I'm trying to create an iterative function that takes in an 'a => 'a function, and a natural number which indicates how many times to iterate this function. It will output another 'a => 'a function.
Example input:
let func: int => int = num => x-2;
iterate(func, 3) would output func(func(func())) or x-6
However, I have this code
let rec iterate: ('a => 'a, int) => ('a => 'a) = (f, n) =>
switch(n){
| 1 => f
| x when x > 1 => f(iterate(f, n-1))
};
and it is giving me this error right under f(iterate(f, n-1))
This expression has type 'a => 'b but an expression was expected of type ('a => 'b, 'a) => 'b.
Edit: I believe it has something to do with the type signature in the first line being read by the compiler as ('a => 'a, int, 'a) => 'a for some reason and I have no clue why it would be reading it like that.
In the second branch you give f the result of calling iterate recursively, which according to your type annotation returns a function.
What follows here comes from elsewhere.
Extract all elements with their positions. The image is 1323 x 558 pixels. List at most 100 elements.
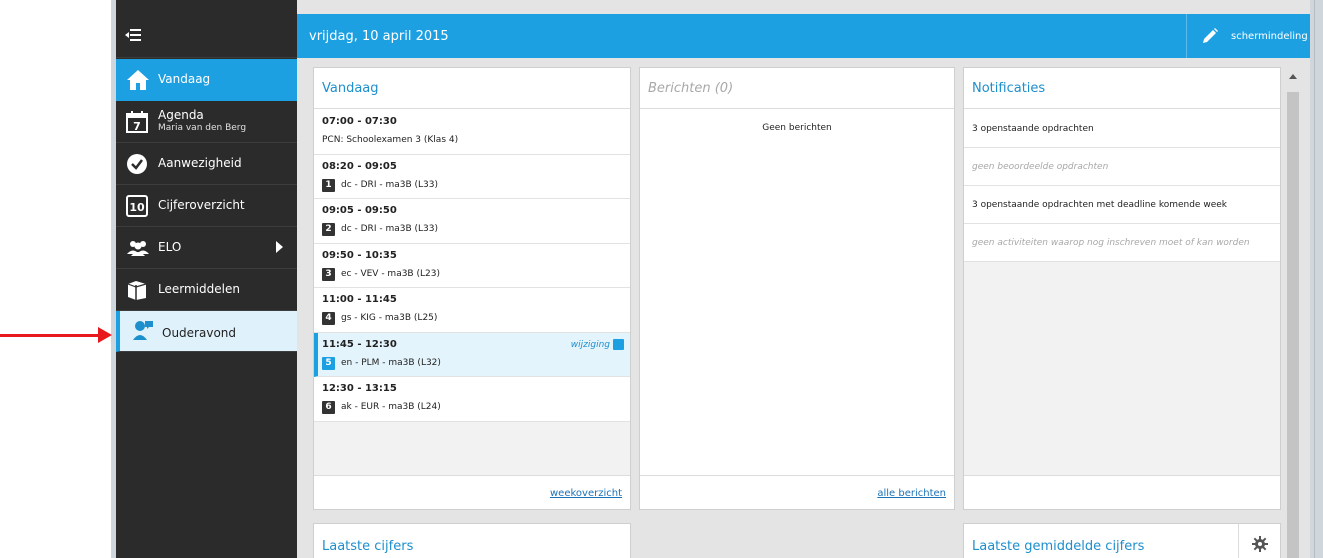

Therefore 'a must be a function 'a => 'b. Also, if you return the result of calling f directly, that result must also be a function since that's what iterate should return.
So you cannot return the result of applying f directly. You have to return a function that calls f with the value given to it, then passes its return value to the function returned from a recursive call to iterate (or the other way around), and then returns that value.